I am going to write about it here for a few reasons. First, it still does not really make complete sense to me, so perhaps someone will be able to explain further, and Second because other people might be affected by the same thing, so increasing awareness of it can't hurt.
What was happening was that lots of Apache processes were stuck handling requests for
POST /webservice/soap/server.php?wstoken=[TOKEN HERE]
and they were stuck because they were waiting for a database lock on the external_tokens database table (which in our database only has 11 rows).
What happens in webservice/lib.php is that every time webservice::authenticate_user or webservice_server::authenticate_by_token checks a token, it then does $DB->set_field to update the lastaccess column.
This is made worse by the implementation of webservice_soap_server. For every single request served (because it hard-codes ini_set('soap.wsdl_cache_enabled', '0'); !?), it makes an HTTP request to itself ($CFG->wwweoot/webservice/soap/server.php?token=[...]&wsdl=1) to compute the WSDL. There is no reason at all why a HTTP request should be involved there.
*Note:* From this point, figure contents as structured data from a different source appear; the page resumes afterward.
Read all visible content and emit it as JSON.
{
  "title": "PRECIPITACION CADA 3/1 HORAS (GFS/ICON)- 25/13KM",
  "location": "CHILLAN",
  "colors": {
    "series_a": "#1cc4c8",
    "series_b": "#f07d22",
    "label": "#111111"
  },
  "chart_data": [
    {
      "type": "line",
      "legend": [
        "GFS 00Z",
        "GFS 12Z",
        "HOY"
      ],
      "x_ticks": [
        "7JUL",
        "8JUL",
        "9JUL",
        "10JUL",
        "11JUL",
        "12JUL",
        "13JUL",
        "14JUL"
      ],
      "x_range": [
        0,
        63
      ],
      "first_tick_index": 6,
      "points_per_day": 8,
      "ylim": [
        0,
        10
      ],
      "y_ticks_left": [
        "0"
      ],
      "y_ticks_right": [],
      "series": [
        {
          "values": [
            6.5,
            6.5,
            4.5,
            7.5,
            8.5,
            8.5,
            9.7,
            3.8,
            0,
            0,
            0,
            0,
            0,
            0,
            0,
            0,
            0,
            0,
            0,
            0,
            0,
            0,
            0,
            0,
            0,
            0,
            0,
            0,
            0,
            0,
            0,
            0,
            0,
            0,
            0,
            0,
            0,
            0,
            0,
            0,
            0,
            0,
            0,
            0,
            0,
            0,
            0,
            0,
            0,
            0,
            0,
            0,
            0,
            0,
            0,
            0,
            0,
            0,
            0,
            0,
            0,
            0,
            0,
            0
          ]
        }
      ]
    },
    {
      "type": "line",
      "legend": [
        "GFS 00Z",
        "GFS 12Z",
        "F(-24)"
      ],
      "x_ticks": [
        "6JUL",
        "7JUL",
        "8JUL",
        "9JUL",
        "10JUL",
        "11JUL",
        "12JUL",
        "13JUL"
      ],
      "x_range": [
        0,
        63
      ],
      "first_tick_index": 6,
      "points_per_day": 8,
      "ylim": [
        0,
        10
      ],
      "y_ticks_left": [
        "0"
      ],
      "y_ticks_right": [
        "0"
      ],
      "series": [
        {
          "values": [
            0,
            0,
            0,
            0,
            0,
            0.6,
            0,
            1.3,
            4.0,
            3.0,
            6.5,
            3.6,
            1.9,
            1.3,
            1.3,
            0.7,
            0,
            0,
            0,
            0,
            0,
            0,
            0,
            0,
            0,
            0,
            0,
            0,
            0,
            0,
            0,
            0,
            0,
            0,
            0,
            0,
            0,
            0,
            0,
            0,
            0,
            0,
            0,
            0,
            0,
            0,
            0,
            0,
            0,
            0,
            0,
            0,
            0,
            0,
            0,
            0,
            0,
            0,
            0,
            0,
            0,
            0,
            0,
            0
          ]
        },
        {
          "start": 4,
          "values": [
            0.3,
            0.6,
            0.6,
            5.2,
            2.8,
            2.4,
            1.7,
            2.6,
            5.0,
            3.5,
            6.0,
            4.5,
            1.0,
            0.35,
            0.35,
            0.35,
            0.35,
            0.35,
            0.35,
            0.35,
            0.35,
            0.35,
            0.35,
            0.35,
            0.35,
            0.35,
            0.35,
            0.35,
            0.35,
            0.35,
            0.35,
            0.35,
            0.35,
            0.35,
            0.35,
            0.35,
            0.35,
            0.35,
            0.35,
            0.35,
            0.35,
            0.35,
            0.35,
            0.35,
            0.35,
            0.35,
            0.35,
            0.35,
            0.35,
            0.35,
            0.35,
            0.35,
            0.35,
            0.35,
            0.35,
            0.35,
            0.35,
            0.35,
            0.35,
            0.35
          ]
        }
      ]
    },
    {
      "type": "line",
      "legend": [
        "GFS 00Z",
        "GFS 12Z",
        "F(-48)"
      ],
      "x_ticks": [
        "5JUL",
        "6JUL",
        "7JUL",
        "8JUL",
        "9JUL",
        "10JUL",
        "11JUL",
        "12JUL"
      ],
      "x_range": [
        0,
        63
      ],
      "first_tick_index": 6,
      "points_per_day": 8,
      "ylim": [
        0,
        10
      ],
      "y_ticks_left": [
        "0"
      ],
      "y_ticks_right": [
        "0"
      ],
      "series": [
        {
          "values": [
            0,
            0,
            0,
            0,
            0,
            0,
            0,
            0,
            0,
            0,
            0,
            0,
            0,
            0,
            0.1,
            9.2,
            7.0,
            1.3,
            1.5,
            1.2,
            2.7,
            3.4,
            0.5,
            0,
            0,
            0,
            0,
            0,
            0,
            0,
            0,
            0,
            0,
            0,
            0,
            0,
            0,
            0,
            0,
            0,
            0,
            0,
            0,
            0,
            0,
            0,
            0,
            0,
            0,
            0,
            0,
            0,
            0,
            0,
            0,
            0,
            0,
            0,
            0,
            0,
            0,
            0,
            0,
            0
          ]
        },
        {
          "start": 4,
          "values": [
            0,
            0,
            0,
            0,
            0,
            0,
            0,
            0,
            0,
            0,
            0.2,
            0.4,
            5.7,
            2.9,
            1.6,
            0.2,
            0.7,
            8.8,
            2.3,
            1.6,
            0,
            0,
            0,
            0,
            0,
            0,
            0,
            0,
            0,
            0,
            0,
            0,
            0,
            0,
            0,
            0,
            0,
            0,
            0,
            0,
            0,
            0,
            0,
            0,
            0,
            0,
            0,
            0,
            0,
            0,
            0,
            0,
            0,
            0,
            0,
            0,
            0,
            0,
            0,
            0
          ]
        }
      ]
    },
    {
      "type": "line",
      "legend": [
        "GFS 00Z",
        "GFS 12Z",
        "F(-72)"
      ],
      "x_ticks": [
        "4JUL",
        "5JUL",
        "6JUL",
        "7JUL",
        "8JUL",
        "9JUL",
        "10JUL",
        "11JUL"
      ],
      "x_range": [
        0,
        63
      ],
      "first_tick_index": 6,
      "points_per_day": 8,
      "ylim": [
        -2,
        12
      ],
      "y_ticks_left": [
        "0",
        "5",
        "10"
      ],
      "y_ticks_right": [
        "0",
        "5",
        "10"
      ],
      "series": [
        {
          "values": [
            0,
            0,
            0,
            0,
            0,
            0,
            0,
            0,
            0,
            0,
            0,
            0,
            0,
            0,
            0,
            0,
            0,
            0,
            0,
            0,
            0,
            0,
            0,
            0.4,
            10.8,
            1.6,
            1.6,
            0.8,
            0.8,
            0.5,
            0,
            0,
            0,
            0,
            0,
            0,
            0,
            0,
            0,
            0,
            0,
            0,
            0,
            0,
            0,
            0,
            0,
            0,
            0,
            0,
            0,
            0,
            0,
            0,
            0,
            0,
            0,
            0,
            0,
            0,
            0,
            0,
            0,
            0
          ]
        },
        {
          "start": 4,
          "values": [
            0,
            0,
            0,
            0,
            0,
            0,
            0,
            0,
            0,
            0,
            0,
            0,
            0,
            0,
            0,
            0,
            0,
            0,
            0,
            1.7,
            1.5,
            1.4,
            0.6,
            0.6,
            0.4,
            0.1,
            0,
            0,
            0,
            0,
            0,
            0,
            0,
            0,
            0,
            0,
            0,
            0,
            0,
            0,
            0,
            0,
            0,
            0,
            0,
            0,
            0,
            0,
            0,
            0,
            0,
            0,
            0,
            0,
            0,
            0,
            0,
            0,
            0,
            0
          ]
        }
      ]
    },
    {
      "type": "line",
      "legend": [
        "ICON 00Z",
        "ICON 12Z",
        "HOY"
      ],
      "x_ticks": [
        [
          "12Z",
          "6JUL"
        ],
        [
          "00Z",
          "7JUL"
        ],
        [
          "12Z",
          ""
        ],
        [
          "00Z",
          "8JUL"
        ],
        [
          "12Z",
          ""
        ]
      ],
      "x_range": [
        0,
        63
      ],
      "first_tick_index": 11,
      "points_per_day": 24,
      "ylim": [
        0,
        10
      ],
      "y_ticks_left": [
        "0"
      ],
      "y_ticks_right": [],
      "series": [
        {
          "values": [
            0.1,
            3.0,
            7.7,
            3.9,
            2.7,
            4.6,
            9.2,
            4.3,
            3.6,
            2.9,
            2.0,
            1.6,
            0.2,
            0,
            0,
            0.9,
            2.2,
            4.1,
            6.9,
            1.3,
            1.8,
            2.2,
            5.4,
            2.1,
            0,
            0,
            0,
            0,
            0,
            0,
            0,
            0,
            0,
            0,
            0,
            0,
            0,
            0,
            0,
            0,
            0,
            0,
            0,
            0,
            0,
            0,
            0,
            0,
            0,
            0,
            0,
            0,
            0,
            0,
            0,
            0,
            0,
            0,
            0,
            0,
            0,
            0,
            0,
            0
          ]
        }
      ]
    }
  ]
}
In any case, featching the WSDL verifies the token, and so does another write to the lastaccess column.
Even so, the total number of web service calls our system is handling is quite low (only about 20 per minute, when the server is handling over 50 page-views per second) so it is not clear why this is enough to completely lock-up the server, but it is.
Does this make sense to anyone?
Then, what can we do to fix this? there seem some obvious wins (which should probably have been done as part of MDL-52208):
- Only disable the cache_wsdl option if DEVELOPER_DEBUG is on. (In live use, the code won't be changing, so the list of avaiable methods won't change.)
- Change it so that it does not do a HTTP request to get the WSDL. Instead, generate it once (not every single request) and save it in a temp file instead.
- The lastaccess value is only used in one place, for one type of token (lib/classes/task/session_cleanup_task.php). However, it is always written for any type of token. Perhaps we should only set it for tokens of typet EXTERNAL_TOKEN_EMBEDDED?
- Does anything acutally use external_create_service_token, or are embedded tokens a dead concept?